Advanced: Foldables and Adaptive UIs
Since CameraXViewfinder is just another composable, foldable support is straightforward. A simple two-pane vs full-screen layout is typically enough; animate between states using AnimatedContent if you like.
@Composable
fun AdaptiveCameraScreen(surfaceRequest: SurfaceRequest?) {
val expanded = remember { mutableStateOf(false) } // pretend this reflects window size/hinge state
AnimatedContent(targetState = expanded.value, label = "layout") { isExpanded ->
if (isExpanded) {
Row(Modifier.fillMaxSize()) {
surfaceRequest?.let {
CameraXViewfinder(
surfaceRequest = it,
modifier = Modifier
.weight(1f)
.aspectRatio(9f / 16f)
)
}
Box(Modifier.weight(1f)) { /* CameraControls(Modifier.align(Alignment.Center)) */ }
}
} else {
Box(Modifier.fillMaxSize()) {
surfaceRequest?.let {
CameraXViewfinder(
surfaceRequest = it,
modifier = Modifier.fillMaxSize()
)
}
/* CameraControls(Modifier.align(Alignment.BottomCenter)) */
}
}
}
}
Testing Checklist (pragmatic)
- Verify tap-to-focus accuracy in portrait/landscape and with
ContentScale.Crop/Fit. - Exercise zoom limits; ensure smooth pinch and programmatic zoom transitions.
- Switch cameras (front/back) and re-verify transforms + mirror behavior.
- Navigate away/back, rotate, and process configuration changes; preview should recover without flicker.

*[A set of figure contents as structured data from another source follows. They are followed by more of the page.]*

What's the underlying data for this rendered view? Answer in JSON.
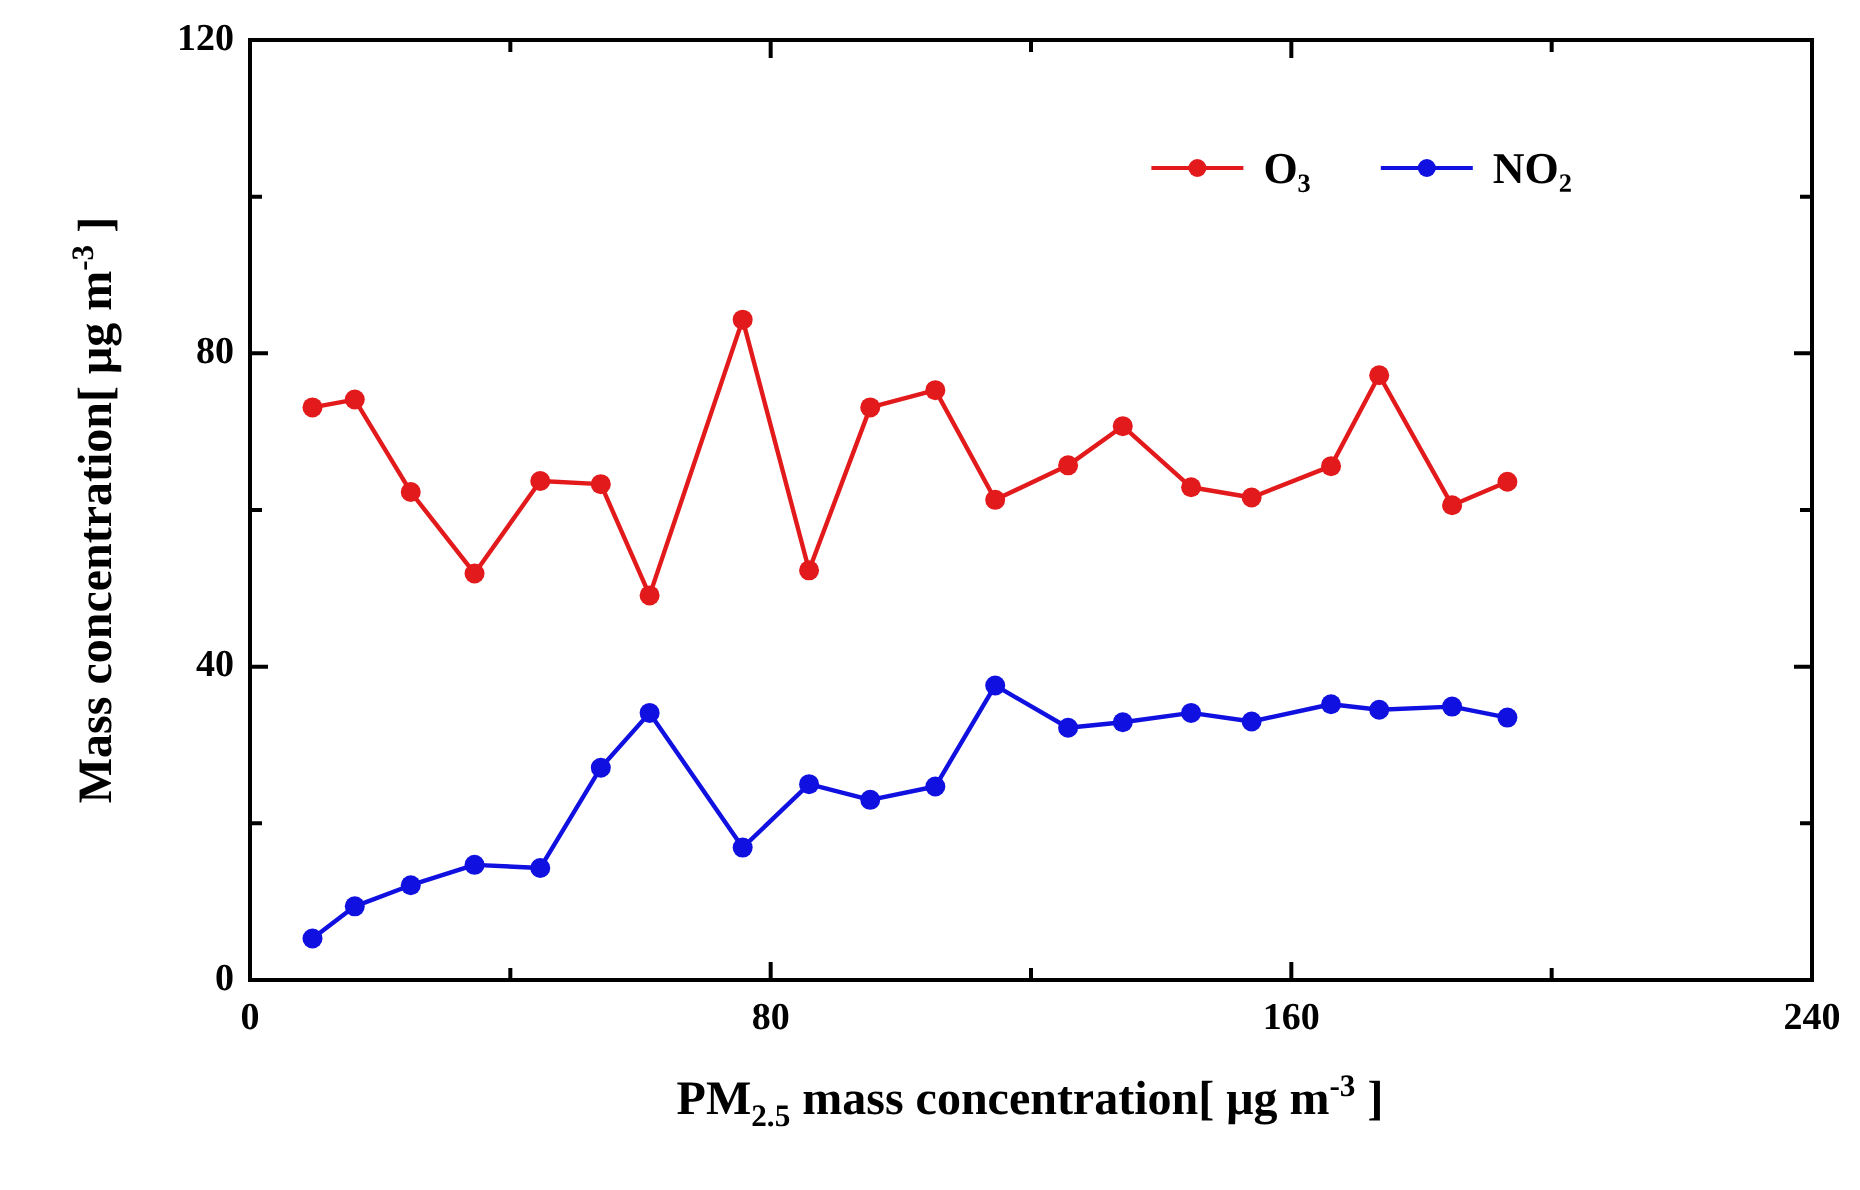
{
  "chart_data": {
    "type": "line",
    "xlabel": "PM$_{2.5}$ mass concentration[ μg m$^{-3}$ ]",
    "ylabel": "Mass concentration[ μg m$^{-3}$ ]",
    "xlim": [
      0,
      240
    ],
    "xticks": [
      0,
      {
        "value": 40,
        "label": null
      },
      80,
      {
        "value": 120,
        "label": null
      },
      160,
      {
        "value": 200,
        "label": null
      },
      240
    ],
    "ylim": [
      0,
      120
    ],
    "yticks": [
      0,
      {
        "value": 20,
        "label": null
      },
      40,
      {
        "value": 60,
        "label": null
      },
      80,
      {
        "value": 100,
        "label": null
      },
      120
    ],
    "grid": false,
    "legend": "top right",
    "marker": "circle",
    "line_style": "solid",
    "series": [
      {
        "name": "O₃",
        "color": "#e31a1c",
        "x": [
          9.6,
          16.1,
          24.7,
          34.5,
          44.6,
          53.9,
          61.4,
          75.7,
          85.9,
          95.3,
          105.3,
          114.5,
          125.7,
          134.1,
          144.6,
          153.9,
          166.1,
          173.5,
          184.7,
          193.2
        ],
        "values": [
          73.1,
          74.1,
          62.3,
          51.9,
          63.7,
          63.3,
          49.1,
          84.3,
          52.3,
          73.1,
          75.3,
          61.3,
          65.7,
          70.7,
          62.9,
          61.6,
          65.6,
          77.2,
          60.6,
          63.6
        ]
      },
      {
        "name": "NO₂",
        "color": "#1010e0",
        "x": [
          9.6,
          16.1,
          24.7,
          34.5,
          44.6,
          53.9,
          61.4,
          75.7,
          85.9,
          95.3,
          105.3,
          114.5,
          125.7,
          134.1,
          144.6,
          153.9,
          166.1,
          173.5,
          184.7,
          193.2
        ],
        "values": [
          5.3,
          9.4,
          12.1,
          14.7,
          14.3,
          27.1,
          34.1,
          16.9,
          25.0,
          23.0,
          24.7,
          37.6,
          32.2,
          32.9,
          34.1,
          33.0,
          35.2,
          34.5,
          34.9,
          33.5
        ]
      }
    ]
  }
}
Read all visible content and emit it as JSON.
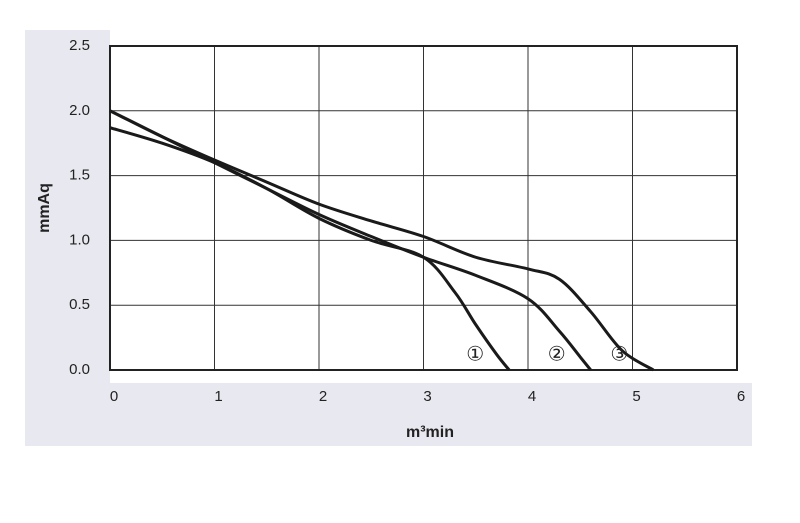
{
  "chart_data": {
    "type": "line",
    "xlabel": "m³min",
    "ylabel": "mmAq",
    "xlim": [
      0,
      6
    ],
    "xticks": [
      0,
      1,
      2,
      3,
      4,
      5,
      6
    ],
    "ylim": [
      0,
      2.5
    ],
    "yticks": [
      {
        "value": 0,
        "label": "0.0"
      },
      0.5,
      {
        "value": 1,
        "label": "1.0"
      },
      1.5,
      {
        "value": 2,
        "label": "2.0"
      },
      2.5
    ],
    "grid": true,
    "series": [
      {
        "name": "①",
        "color": "#1a1a1a",
        "x": [
          0,
          0.5,
          1,
          1.5,
          2,
          2.5,
          3,
          3.3,
          3.5,
          3.7,
          3.82
        ],
        "values": [
          1.87,
          1.75,
          1.6,
          1.4,
          1.17,
          1.0,
          0.87,
          0.6,
          0.35,
          0.12,
          0
        ]
      },
      {
        "name": "②",
        "color": "#1a1a1a",
        "x": [
          0,
          0.5,
          1,
          1.5,
          2,
          2.5,
          3,
          3.5,
          4,
          4.3,
          4.5,
          4.6
        ],
        "values": [
          2.0,
          1.8,
          1.6,
          1.4,
          1.2,
          1.03,
          0.87,
          0.73,
          0.55,
          0.3,
          0.1,
          0
        ]
      },
      {
        "name": "③",
        "color": "#1a1a1a",
        "x": [
          0,
          0.5,
          1,
          1.5,
          2,
          2.5,
          3,
          3.5,
          4,
          4.3,
          4.6,
          4.9,
          5.2
        ],
        "values": [
          2.0,
          1.8,
          1.62,
          1.45,
          1.28,
          1.15,
          1.03,
          0.87,
          0.78,
          0.7,
          0.45,
          0.15,
          0
        ]
      }
    ]
  }
}
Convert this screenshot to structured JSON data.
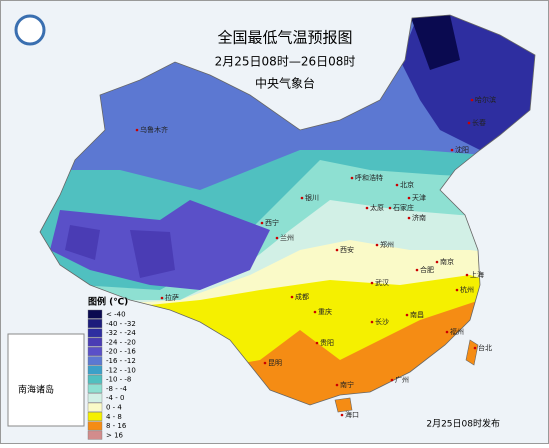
{
  "header": {
    "title": "全国最低气温预报图",
    "period": "2月25日08时—26日08时",
    "issuer": "中央气象台"
  },
  "legend": {
    "title": "图例 (℃)",
    "items": [
      {
        "label": "< -40",
        "color": "#0a0a50"
      },
      {
        "label": "-40 - -32",
        "color": "#1c1c7c"
      },
      {
        "label": "-32 - -24",
        "color": "#2e2ea0"
      },
      {
        "label": "-24 - -20",
        "color": "#4a3cb4"
      },
      {
        "label": "-20 - -16",
        "color": "#5a50c8"
      },
      {
        "label": "-16 - -12",
        "color": "#5c78d2"
      },
      {
        "label": "-12 - -10",
        "color": "#3ca0c8"
      },
      {
        "label": "-10 - -8",
        "color": "#50c0c0"
      },
      {
        "label": "-8 - -4",
        "color": "#8ee0d2"
      },
      {
        "label": "-4 - 0",
        "color": "#d2f0e6"
      },
      {
        "label": "0 - 4",
        "color": "#fafac8"
      },
      {
        "label": "4 - 8",
        "color": "#f5f000"
      },
      {
        "label": "8 - 16",
        "color": "#f58c14"
      },
      {
        "label": "> 16",
        "color": "#d28c8c"
      }
    ]
  },
  "cities": [
    "乌鲁木齐",
    "哈尔滨",
    "长春",
    "沈阳",
    "北京",
    "天津",
    "呼和浩特",
    "银川",
    "太原",
    "石家庄",
    "济南",
    "西宁",
    "兰州",
    "西安",
    "郑州",
    "拉萨",
    "成都",
    "武汉",
    "合肥",
    "南京",
    "上海",
    "杭州",
    "重庆",
    "长沙",
    "南昌",
    "福州",
    "贵阳",
    "昆明",
    "南宁",
    "广州",
    "台北",
    "海口"
  ],
  "inset": {
    "label": "南海诸岛"
  },
  "footer": {
    "note": "2月25日08时发布"
  }
}
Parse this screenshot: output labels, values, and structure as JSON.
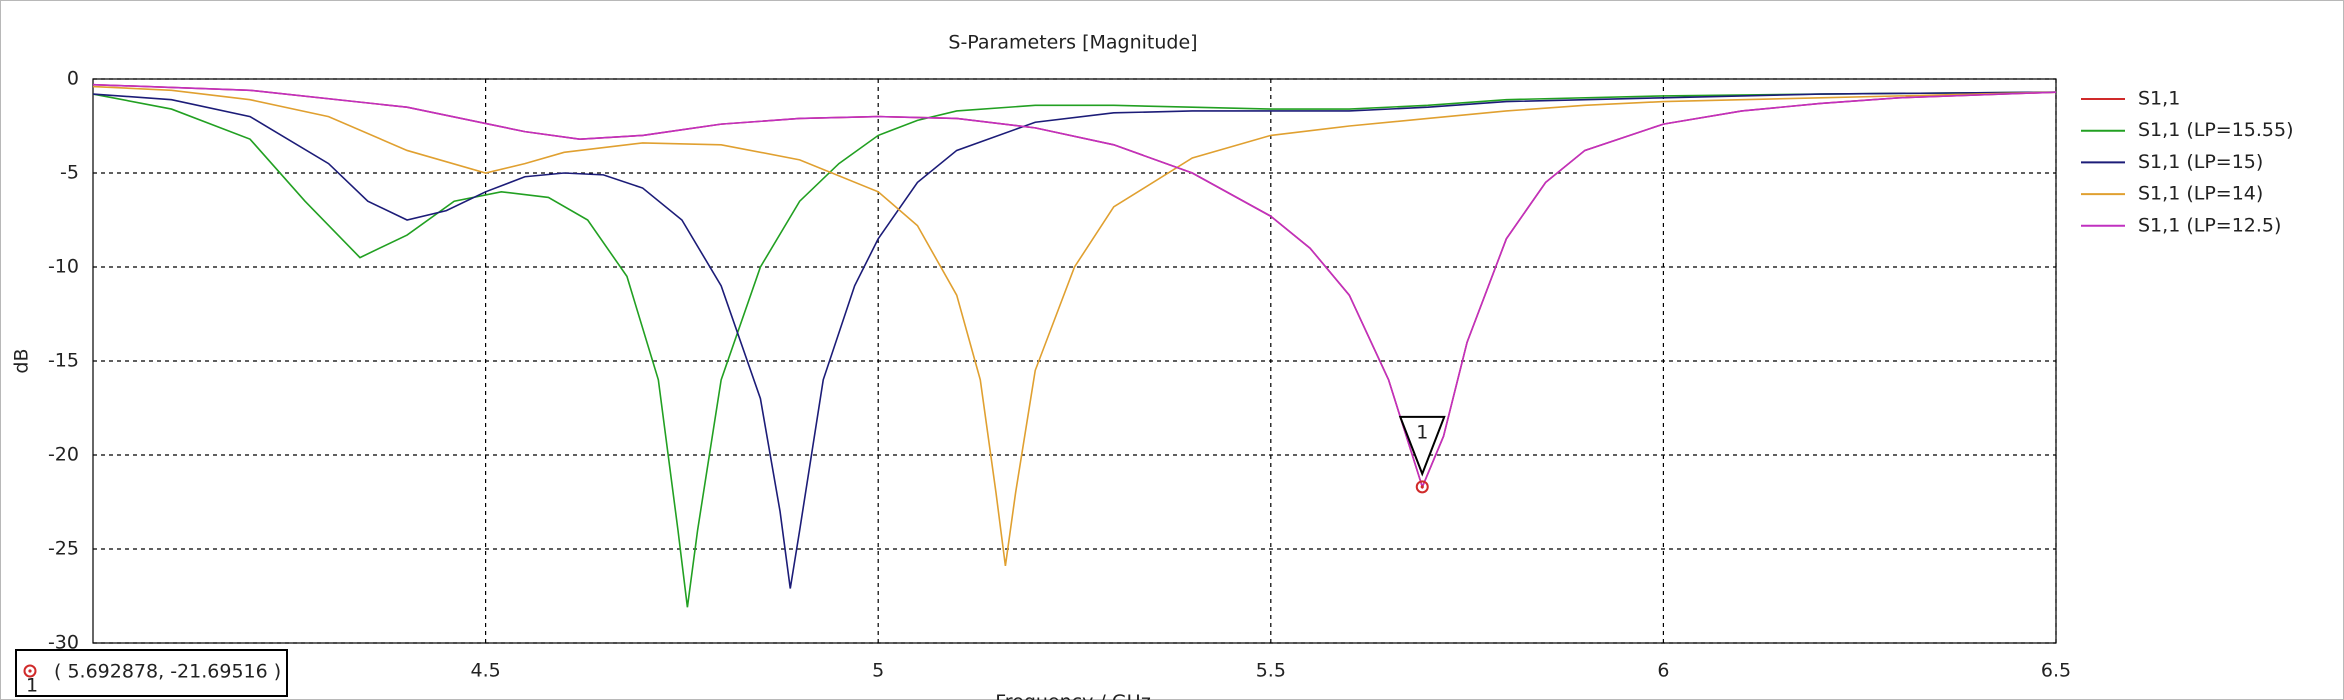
{
  "chart_data": {
    "type": "line",
    "title": "S-Parameters [Magnitude]",
    "x_label": "Frequency / GHz",
    "y_label": "dB",
    "xlim": [
      4,
      6.5
    ],
    "ylim": [
      -30,
      0
    ],
    "xticks": [
      4.5,
      5,
      5.5,
      6,
      6.5
    ],
    "yticks": [
      0,
      -5,
      -10,
      -15,
      -20,
      -25,
      -30
    ],
    "grid": true,
    "legend": "right",
    "series": [
      {
        "name": "S1,1",
        "color": "#d02a2a",
        "x": [
          4.0,
          4.2,
          4.4,
          4.55,
          4.62,
          4.7,
          4.8,
          4.9,
          5.0,
          5.1,
          5.2,
          5.3,
          5.4,
          5.5,
          5.55,
          5.6,
          5.65,
          5.693,
          5.72,
          5.75,
          5.8,
          5.85,
          5.9,
          6.0,
          6.1,
          6.2,
          6.3,
          6.5
        ],
        "values": [
          -0.3,
          -0.6,
          -1.5,
          -2.8,
          -3.2,
          -3.0,
          -2.4,
          -2.1,
          -2.0,
          -2.1,
          -2.6,
          -3.5,
          -5.0,
          -7.3,
          -9.0,
          -11.5,
          -16,
          -21.7,
          -19,
          -14,
          -8.5,
          -5.5,
          -3.8,
          -2.4,
          -1.7,
          -1.3,
          -1.0,
          -0.7
        ]
      },
      {
        "name": "S1,1 (LP=15.55)",
        "color": "#22a022",
        "x": [
          4.0,
          4.1,
          4.2,
          4.27,
          4.34,
          4.4,
          4.46,
          4.52,
          4.58,
          4.63,
          4.68,
          4.72,
          4.745,
          4.757,
          4.77,
          4.8,
          4.85,
          4.9,
          4.95,
          5.0,
          5.05,
          5.1,
          5.2,
          5.3,
          5.4,
          5.5,
          5.6,
          5.7,
          5.8,
          6.0,
          6.2,
          6.5
        ],
        "values": [
          -0.8,
          -1.6,
          -3.2,
          -6.5,
          -9.5,
          -8.3,
          -6.5,
          -6.0,
          -6.3,
          -7.5,
          -10.5,
          -16,
          -24,
          -28.1,
          -24,
          -16,
          -10,
          -6.5,
          -4.5,
          -3.0,
          -2.2,
          -1.7,
          -1.4,
          -1.4,
          -1.5,
          -1.6,
          -1.6,
          -1.4,
          -1.1,
          -0.9,
          -0.8,
          -0.7
        ]
      },
      {
        "name": "S1,1 (LP=15)",
        "color": "#1c1c78",
        "x": [
          4.0,
          4.1,
          4.2,
          4.3,
          4.35,
          4.4,
          4.45,
          4.5,
          4.55,
          4.6,
          4.65,
          4.7,
          4.75,
          4.8,
          4.85,
          4.875,
          4.888,
          4.9,
          4.93,
          4.97,
          5.0,
          5.05,
          5.1,
          5.2,
          5.3,
          5.4,
          5.5,
          5.6,
          5.7,
          5.8,
          6.0,
          6.2,
          6.5
        ],
        "values": [
          -0.8,
          -1.1,
          -2.0,
          -4.5,
          -6.5,
          -7.5,
          -7.0,
          -6.0,
          -5.2,
          -5.0,
          -5.1,
          -5.8,
          -7.5,
          -11,
          -17,
          -23,
          -27.1,
          -24,
          -16,
          -11,
          -8.5,
          -5.5,
          -3.8,
          -2.3,
          -1.8,
          -1.7,
          -1.7,
          -1.7,
          -1.5,
          -1.2,
          -1.0,
          -0.8,
          -0.7
        ]
      },
      {
        "name": "S1,1 (LP=14)",
        "color": "#e0a030",
        "x": [
          4.0,
          4.1,
          4.2,
          4.3,
          4.4,
          4.5,
          4.55,
          4.6,
          4.7,
          4.8,
          4.9,
          5.0,
          5.05,
          5.1,
          5.13,
          5.15,
          5.162,
          5.175,
          5.2,
          5.25,
          5.3,
          5.4,
          5.5,
          5.6,
          5.7,
          5.8,
          5.9,
          6.0,
          6.2,
          6.5
        ],
        "values": [
          -0.4,
          -0.6,
          -1.1,
          -2.0,
          -3.8,
          -5.0,
          -4.5,
          -3.9,
          -3.4,
          -3.5,
          -4.3,
          -6.0,
          -7.8,
          -11.5,
          -16,
          -22,
          -25.9,
          -22,
          -15.5,
          -10,
          -6.8,
          -4.2,
          -3.0,
          -2.5,
          -2.1,
          -1.7,
          -1.4,
          -1.2,
          -1.0,
          -0.7
        ]
      },
      {
        "name": "S1,1 (LP=12.5)",
        "color": "#c030c0",
        "x": [
          4.0,
          4.2,
          4.4,
          4.55,
          4.62,
          4.7,
          4.8,
          4.9,
          5.0,
          5.1,
          5.2,
          5.3,
          5.4,
          5.5,
          5.55,
          5.6,
          5.65,
          5.693,
          5.72,
          5.75,
          5.8,
          5.85,
          5.9,
          6.0,
          6.1,
          6.2,
          6.3,
          6.5
        ],
        "values": [
          -0.3,
          -0.6,
          -1.5,
          -2.8,
          -3.2,
          -3.0,
          -2.4,
          -2.1,
          -2.0,
          -2.1,
          -2.6,
          -3.5,
          -5.0,
          -7.3,
          -9.0,
          -11.5,
          -16,
          -21.7,
          -19,
          -14,
          -8.5,
          -5.5,
          -3.8,
          -2.4,
          -1.7,
          -1.3,
          -1.0,
          -0.7
        ]
      }
    ],
    "markers": [
      {
        "label": "1",
        "x": 5.692878,
        "y": -21.69516,
        "readout": "( 5.692878, -21.69516 )",
        "color": "#d02a2a"
      }
    ]
  }
}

- Record video while focusing/zooming; ensure no dropped surfaces.
Job Offers
The Bigger Picture
This release is significant not just for what it ships, but for what it signals.
For years, camera development in Android has felt like a second-class citizen. You could build modern UIs with Compose everywhere except the camera screen, where you’d grudgingly reach for View interop. It worked, but it always felt like you were coding with one hand tied behind your back.
camera-compose isn’t just a new artifact. It’s the CameraX team saying: “Compose is a first-class platform for camera development now.”
That means:
- Future camera features will be designed with Compose in mind, not retrofitted.
- The community will build Compose-first camera libraries and components.
- Best practices will evolve around composable camera UIs
- The documentation and samples will reflect modern Android development.
We’re seeing this pattern across the Android ecosystem — APIs that started as View-centric getting proper Compose-native counterparts. camera-compose is one of the most impactful examples yet.
What You Should Do Now
If you’re starting a new camera feature:
Use CameraXViewfinder from day one. Don’t even consider PreviewView. The code is cleaner, the mental model is simpler, and you’ll thank yourself later.
If you have existing camera code:
Add camera-compose to your dependencies and migrate one screen at a time. Start with your simplest camera UI (probably a basic preview-only screen) to get comfortable with the new APIs. Then tackle the complex stuff.
If you’re building a library:
Now is the time to add Compose-native camera components to your SDK. Developers are looking for composable camera solutions, and the ecosystem is ready for them.
Further Reading
- CameraX Release Notes — Official changelog and artifacts
- Camera Viewfinder Documentation — Implementation modes, scaling, alignment
- CameraX Samples on GitHub — Real code examples
The King is Dead / Long Live the King
The era of AndroidView camera previews is over. If you’re building camera features in 2025 and beyond, you’re building them in Compose. The tooling is finally here to support that properly.
Now go remove that AndroidView wrapper and write some beautiful camera UIs.